Opinião
Carlos Etchichury: "Ministro da Justiça insiste em estratégia contra as drogas que não funciona"
Colunista do Diário Gaúcho
A política de guerra às drogas mostrou-se incapaz de conter a espiral violenta patrocinada por quadrilhas que disputam a hegemonia da produção e distribuição de entorpecentes em diferentes cantos do planeta.

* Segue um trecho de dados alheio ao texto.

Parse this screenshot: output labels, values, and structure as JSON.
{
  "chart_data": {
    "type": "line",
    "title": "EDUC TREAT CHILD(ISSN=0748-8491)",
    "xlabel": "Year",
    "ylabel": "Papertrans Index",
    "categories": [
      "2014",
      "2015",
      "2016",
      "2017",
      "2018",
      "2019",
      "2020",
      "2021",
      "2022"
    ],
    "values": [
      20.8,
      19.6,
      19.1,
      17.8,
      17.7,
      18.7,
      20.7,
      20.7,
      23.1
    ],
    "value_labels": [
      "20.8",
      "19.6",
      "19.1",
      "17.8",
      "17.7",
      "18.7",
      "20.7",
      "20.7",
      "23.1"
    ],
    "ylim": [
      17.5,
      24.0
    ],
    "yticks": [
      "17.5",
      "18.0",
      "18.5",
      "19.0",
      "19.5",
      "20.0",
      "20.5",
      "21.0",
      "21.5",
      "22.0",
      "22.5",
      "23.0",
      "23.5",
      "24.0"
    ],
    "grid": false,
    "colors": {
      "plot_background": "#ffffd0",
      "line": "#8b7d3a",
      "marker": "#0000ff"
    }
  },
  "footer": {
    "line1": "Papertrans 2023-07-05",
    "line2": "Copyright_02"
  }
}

Diante da falência, a Comissão Global de Políticas Sobre Drogas, órgão ligado a ONU, tornou público, em junho de 2011, um documento firmado pelo ex-presidente do Brasil Fernando Henrique Cardoso, por ex-presidentes do México, da Colômbia, da Suíça, por escritores como Mario Vargas Llosa e Carlos Fuentes, e pelo ex-secretário-geral da ONU Kofi Annan, que alertava: "A guerra global contra as drogas fracassou, deixando em seu rastro consequências devastadoras para pessoas e sociedades em todo mundo… os imensos recursos gastos na erradicação da produção, repressão aos traficantes e criminalização dos usuários não foram capazes de reduzir a oferta nem de reduzir o consumo de drogas".
As constatações eram óbvias, mas o óbvio precisava ser dito. O relatório de 24 páginas, elaborado pela comissão presidida por FHC, apresentava ainda cinco recomendações:
1 - Acabar com a política repressiva e ineficaz de criminalização, marginalização e estigmatização de pessoas que usam drogas, estimular governos.

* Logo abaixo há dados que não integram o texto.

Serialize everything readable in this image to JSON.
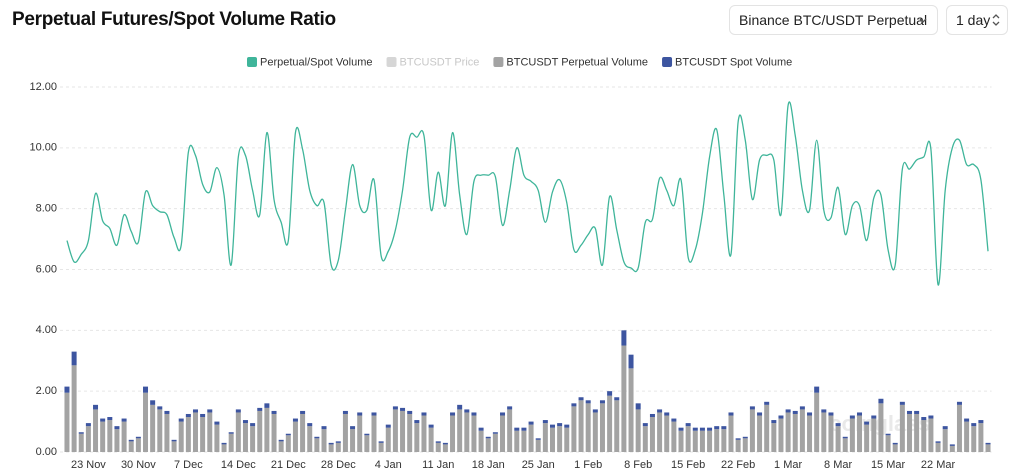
{
  "header": {
    "title": "Perpetual Futures/Spot Volume Ratio",
    "exchange_select": "Binance BTC/USDT Perpetual",
    "interval_select": "1 day"
  },
  "chart_data": {
    "type": "combo",
    "watermark": "coinglass",
    "grid": true,
    "legend": "top",
    "ylim": [
      0,
      12
    ],
    "yticks": [
      {
        "value": 0,
        "label": "0.00"
      },
      {
        "value": 2,
        "label": "2.00"
      },
      {
        "value": 4,
        "label": "4.00"
      },
      {
        "value": 6,
        "label": "6.00"
      },
      {
        "value": 8,
        "label": "8.00"
      },
      {
        "value": 10,
        "label": "10.00"
      },
      {
        "value": 12,
        "label": "12.00"
      }
    ],
    "categories": [
      null,
      null,
      null,
      "23 Nov",
      null,
      null,
      null,
      null,
      null,
      null,
      "30 Nov",
      null,
      null,
      null,
      null,
      null,
      null,
      "7 Dec",
      null,
      null,
      null,
      null,
      null,
      null,
      "14 Dec",
      null,
      null,
      null,
      null,
      null,
      null,
      "21 Dec",
      null,
      null,
      null,
      null,
      null,
      null,
      "28 Dec",
      null,
      null,
      null,
      null,
      null,
      null,
      "4 Jan",
      null,
      null,
      null,
      null,
      null,
      null,
      "11 Jan",
      null,
      null,
      null,
      null,
      null,
      null,
      "18 Jan",
      null,
      null,
      null,
      null,
      null,
      null,
      "25 Jan",
      null,
      null,
      null,
      null,
      null,
      null,
      "1 Feb",
      null,
      null,
      null,
      null,
      null,
      null,
      "8 Feb",
      null,
      null,
      null,
      null,
      null,
      null,
      "15 Feb",
      null,
      null,
      null,
      null,
      null,
      null,
      "22 Feb",
      null,
      null,
      null,
      null,
      null,
      null,
      "1 Mar",
      null,
      null,
      null,
      null,
      null,
      null,
      "8 Mar",
      null,
      null,
      null,
      null,
      null,
      null,
      "15 Mar",
      null,
      null,
      null,
      null,
      null,
      null,
      "22 Mar",
      null,
      null,
      null,
      null,
      null,
      null,
      null
    ],
    "series": [
      {
        "name": "Perpetual/Spot Volume",
        "color": "#3fb59a",
        "type": "line",
        "values": [
          6.95,
          6.25,
          6.5,
          6.95,
          8.5,
          7.6,
          7.35,
          6.8,
          7.8,
          7.25,
          6.9,
          8.55,
          8.1,
          7.9,
          7.8,
          7.05,
          6.8,
          9.85,
          9.75,
          8.8,
          8.55,
          9.35,
          8.45,
          6.15,
          9.7,
          9.75,
          8.6,
          7.8,
          10.5,
          8.3,
          7.55,
          6.95,
          10.5,
          9.95,
          8.6,
          8.1,
          8.2,
          6.15,
          6.3,
          7.95,
          9.45,
          8.1,
          7.95,
          8.95,
          6.45,
          6.6,
          7.3,
          8.6,
          10.35,
          10.35,
          10.4,
          7.95,
          9.2,
          8.1,
          10.5,
          8.45,
          7.15,
          8.9,
          9.1,
          9.1,
          9.05,
          7.45,
          8.6,
          10.0,
          9.1,
          8.9,
          8.6,
          7.55,
          8.55,
          8.95,
          8.2,
          6.65,
          6.8,
          7.15,
          7.35,
          6.15,
          8.4,
          7.3,
          6.25,
          6.05,
          6.05,
          7.55,
          7.65,
          9.0,
          8.6,
          8.1,
          8.95,
          6.4,
          6.65,
          7.85,
          9.7,
          10.6,
          8.45,
          6.5,
          10.85,
          10.25,
          8.3,
          9.6,
          9.75,
          9.6,
          7.8,
          11.4,
          10.4,
          8.6,
          7.95,
          10.25,
          7.95,
          7.7,
          8.7,
          7.15,
          8.1,
          8.1,
          6.95,
          8.35,
          8.45,
          6.65,
          6.15,
          9.3,
          9.3,
          9.6,
          9.7,
          9.95,
          5.5,
          8.6,
          10.0,
          10.25,
          9.45,
          9.45,
          8.95,
          6.6
        ]
      },
      {
        "name": "BTCUSDT Price",
        "color": "#d6d6d6",
        "type": "line",
        "hidden": true
      },
      {
        "name": "BTCUSDT Perpetual Volume",
        "color": "#a3a3a3",
        "type": "bar",
        "values": [
          1.95,
          2.85,
          0.6,
          0.85,
          1.4,
          1.0,
          1.05,
          0.75,
          1.0,
          0.35,
          0.45,
          1.95,
          1.55,
          1.4,
          1.25,
          0.35,
          1.0,
          1.15,
          1.3,
          1.15,
          1.3,
          0.9,
          0.25,
          0.6,
          1.3,
          0.95,
          0.85,
          1.35,
          1.45,
          1.25,
          0.35,
          0.55,
          1.0,
          1.25,
          0.85,
          0.45,
          0.75,
          0.25,
          0.3,
          1.25,
          0.75,
          1.2,
          0.55,
          1.2,
          0.3,
          0.8,
          1.4,
          1.35,
          1.25,
          0.95,
          1.2,
          0.8,
          0.3,
          0.25,
          1.2,
          1.4,
          1.3,
          1.2,
          0.7,
          0.45,
          0.6,
          1.2,
          1.4,
          0.7,
          0.7,
          0.9,
          0.4,
          0.95,
          0.8,
          0.85,
          0.8,
          1.5,
          1.7,
          1.6,
          1.3,
          1.6,
          1.85,
          1.7,
          3.5,
          2.75,
          1.4,
          0.85,
          1.15,
          1.3,
          1.2,
          1.0,
          0.7,
          0.85,
          0.7,
          0.7,
          0.7,
          0.75,
          0.75,
          1.2,
          0.4,
          0.45,
          1.4,
          1.2,
          1.55,
          0.95,
          1.1,
          1.3,
          1.25,
          1.4,
          1.2,
          1.95,
          1.3,
          1.2,
          0.85,
          0.45,
          1.1,
          1.2,
          0.9,
          1.1,
          1.6,
          0.55,
          0.25,
          1.55,
          1.25,
          1.25,
          1.05,
          1.1,
          0.3,
          0.75,
          0.2,
          1.55,
          1.0,
          0.85,
          0.95,
          0.25
        ]
      },
      {
        "name": "BTCUSDT Spot Volume",
        "color": "#3d55a0",
        "type": "bar",
        "values": [
          0.2,
          0.45,
          0.05,
          0.1,
          0.15,
          0.1,
          0.1,
          0.1,
          0.1,
          0.05,
          0.05,
          0.2,
          0.15,
          0.1,
          0.1,
          0.05,
          0.1,
          0.1,
          0.1,
          0.1,
          0.1,
          0.1,
          0.05,
          0.05,
          0.1,
          0.1,
          0.1,
          0.1,
          0.15,
          0.1,
          0.05,
          0.05,
          0.1,
          0.1,
          0.1,
          0.05,
          0.1,
          0.05,
          0.05,
          0.1,
          0.1,
          0.1,
          0.05,
          0.1,
          0.05,
          0.1,
          0.1,
          0.1,
          0.1,
          0.1,
          0.1,
          0.1,
          0.05,
          0.05,
          0.1,
          0.15,
          0.1,
          0.1,
          0.1,
          0.05,
          0.05,
          0.1,
          0.1,
          0.1,
          0.1,
          0.1,
          0.05,
          0.1,
          0.1,
          0.1,
          0.1,
          0.1,
          0.1,
          0.1,
          0.1,
          0.1,
          0.15,
          0.1,
          0.5,
          0.45,
          0.2,
          0.1,
          0.1,
          0.1,
          0.1,
          0.1,
          0.1,
          0.1,
          0.1,
          0.1,
          0.1,
          0.1,
          0.1,
          0.1,
          0.05,
          0.05,
          0.1,
          0.1,
          0.1,
          0.1,
          0.1,
          0.1,
          0.1,
          0.1,
          0.1,
          0.2,
          0.1,
          0.1,
          0.1,
          0.05,
          0.1,
          0.1,
          0.1,
          0.1,
          0.15,
          0.05,
          0.05,
          0.1,
          0.1,
          0.1,
          0.1,
          0.1,
          0.05,
          0.1,
          0.05,
          0.1,
          0.1,
          0.1,
          0.1,
          0.05
        ]
      }
    ]
  }
}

2 - Estimular governos a experimentarem modelos de regulamentação legal de drogas com o objetivo de enfraquecer o poder do crime organizado e preservar a saúde e a segurança dos cidadãos.

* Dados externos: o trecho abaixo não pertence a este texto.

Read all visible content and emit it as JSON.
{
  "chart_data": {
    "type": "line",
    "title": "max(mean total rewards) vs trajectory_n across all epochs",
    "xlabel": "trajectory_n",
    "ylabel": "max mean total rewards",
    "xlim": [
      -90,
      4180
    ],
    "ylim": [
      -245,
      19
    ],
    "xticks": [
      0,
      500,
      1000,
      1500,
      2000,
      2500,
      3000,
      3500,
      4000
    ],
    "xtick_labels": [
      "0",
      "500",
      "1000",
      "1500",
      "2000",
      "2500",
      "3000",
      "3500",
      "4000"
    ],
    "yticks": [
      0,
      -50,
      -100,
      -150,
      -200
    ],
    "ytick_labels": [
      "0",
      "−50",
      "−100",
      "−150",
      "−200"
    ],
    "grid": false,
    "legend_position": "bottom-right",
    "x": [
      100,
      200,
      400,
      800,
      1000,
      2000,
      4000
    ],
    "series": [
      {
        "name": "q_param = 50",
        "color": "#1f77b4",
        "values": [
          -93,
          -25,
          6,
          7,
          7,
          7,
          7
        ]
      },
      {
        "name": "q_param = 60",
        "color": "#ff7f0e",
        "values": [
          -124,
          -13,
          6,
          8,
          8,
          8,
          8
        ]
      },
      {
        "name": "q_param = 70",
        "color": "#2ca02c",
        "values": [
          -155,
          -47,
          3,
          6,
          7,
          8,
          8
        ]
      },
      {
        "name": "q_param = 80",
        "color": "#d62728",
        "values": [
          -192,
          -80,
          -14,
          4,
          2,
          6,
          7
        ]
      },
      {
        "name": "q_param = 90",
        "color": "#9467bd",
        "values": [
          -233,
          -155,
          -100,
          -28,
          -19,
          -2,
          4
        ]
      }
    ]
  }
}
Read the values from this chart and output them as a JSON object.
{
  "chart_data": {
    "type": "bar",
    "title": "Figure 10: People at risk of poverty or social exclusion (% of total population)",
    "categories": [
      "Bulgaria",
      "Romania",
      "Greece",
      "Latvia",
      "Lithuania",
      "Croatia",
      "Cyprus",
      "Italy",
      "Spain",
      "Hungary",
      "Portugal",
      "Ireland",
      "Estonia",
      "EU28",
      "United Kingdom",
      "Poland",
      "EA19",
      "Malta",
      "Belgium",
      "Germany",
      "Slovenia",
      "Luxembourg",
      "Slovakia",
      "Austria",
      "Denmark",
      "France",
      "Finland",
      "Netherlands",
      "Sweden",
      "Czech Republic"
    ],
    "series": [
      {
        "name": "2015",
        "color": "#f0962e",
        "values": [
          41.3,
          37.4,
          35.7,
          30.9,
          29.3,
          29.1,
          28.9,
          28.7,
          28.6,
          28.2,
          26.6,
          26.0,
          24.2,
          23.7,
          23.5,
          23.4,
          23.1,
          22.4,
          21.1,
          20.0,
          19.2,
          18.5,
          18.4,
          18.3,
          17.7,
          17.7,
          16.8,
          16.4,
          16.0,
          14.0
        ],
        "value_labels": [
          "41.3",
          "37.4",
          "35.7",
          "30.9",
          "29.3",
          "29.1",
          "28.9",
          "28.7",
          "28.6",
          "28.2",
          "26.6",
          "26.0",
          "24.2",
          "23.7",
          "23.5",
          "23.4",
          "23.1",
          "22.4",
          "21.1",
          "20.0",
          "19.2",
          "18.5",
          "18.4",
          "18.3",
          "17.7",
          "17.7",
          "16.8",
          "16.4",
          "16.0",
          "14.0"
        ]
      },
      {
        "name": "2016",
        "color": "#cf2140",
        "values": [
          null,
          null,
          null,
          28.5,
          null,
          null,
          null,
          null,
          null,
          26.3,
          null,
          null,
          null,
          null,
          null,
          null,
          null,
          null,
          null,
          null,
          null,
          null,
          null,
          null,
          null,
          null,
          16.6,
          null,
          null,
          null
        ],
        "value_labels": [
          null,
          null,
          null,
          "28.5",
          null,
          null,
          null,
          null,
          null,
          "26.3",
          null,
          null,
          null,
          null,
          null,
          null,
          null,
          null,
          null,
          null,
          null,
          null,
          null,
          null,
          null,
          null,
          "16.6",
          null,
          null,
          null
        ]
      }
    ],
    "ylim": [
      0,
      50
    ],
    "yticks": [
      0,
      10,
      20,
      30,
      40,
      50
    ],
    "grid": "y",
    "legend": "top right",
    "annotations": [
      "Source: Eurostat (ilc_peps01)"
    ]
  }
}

3 - Oferecer serviços e saúde e tratamento para todos que deles necessitam, criando políticas de redução de danos com distribuição de seringas.
4 - Investir em atividades voltadas para prevenir o uso de drogas por jovens.
5 - Enfrentar o desafio de por em marcha um processo de transformação do regime global de proibição das drogas.
A partir daquelas linhas gerais, oxigenou-se o debate. Países como o Uruguai, EUA, Canadá e Portugal evoluíram descriminalizando o consumo, disciplinando a venda, autorizando a produção de maconha.
No Brasil, porém, as recomendações da ONU tiveram impacto quase zero. Mesmo presenciando o assassinato de mais de 50 mil pessoas, todos os anos, a maioria jovens, pardos e pobres, a sociedade brasileira continua apostando na repressão. O resultado é mais sofrimento e mais perdas.
Só no Rio, uma pesquisa do Centro de Estudos de Segurança e Cidadania da Universidade Cândido Mendes identificou, entre 2009 e 2013, 230 mil mortes provocadas pelo combate ao tráfico. Em Porto Alegre, a disputa de facções fez os homicídios crescerem 84,6% nos últimos seis anos.
Respaldados pela extemporânea Lei de Drogas, aprovada em 2006, polícias seguem empilhando supostos traficantes em prisões superlotadas – detentos por tráfico, que antes representavam 15% da massa carcerária, hoje são quase 30%.
Diante deste cenário, o que o ministro da Justiça, Alexandre Moraes, propõe? Erradicar o comércio e o uso de maconha no país, em parceria com governos do Paraguai, da Bolívia e do Peru. Ora, os EUA empregaram bilhões de dólares no Plano Colômbia, no começo dos anos 2000, e os resultados foram questionáveis. Como se sabe, além de não erradicar a produção da pasta de cocaína na selva colombiana, cartéis continuam enviando toneladas da mais pura coca para consumidores norte-americanos.
Moraes insiste em uma estratégia que não funcionou, e que tem tudo para fracassar. Seria motivo de piada a proposta do ministro, não fosse uma solução que, provavelmente, tenha como consequência mais mortes.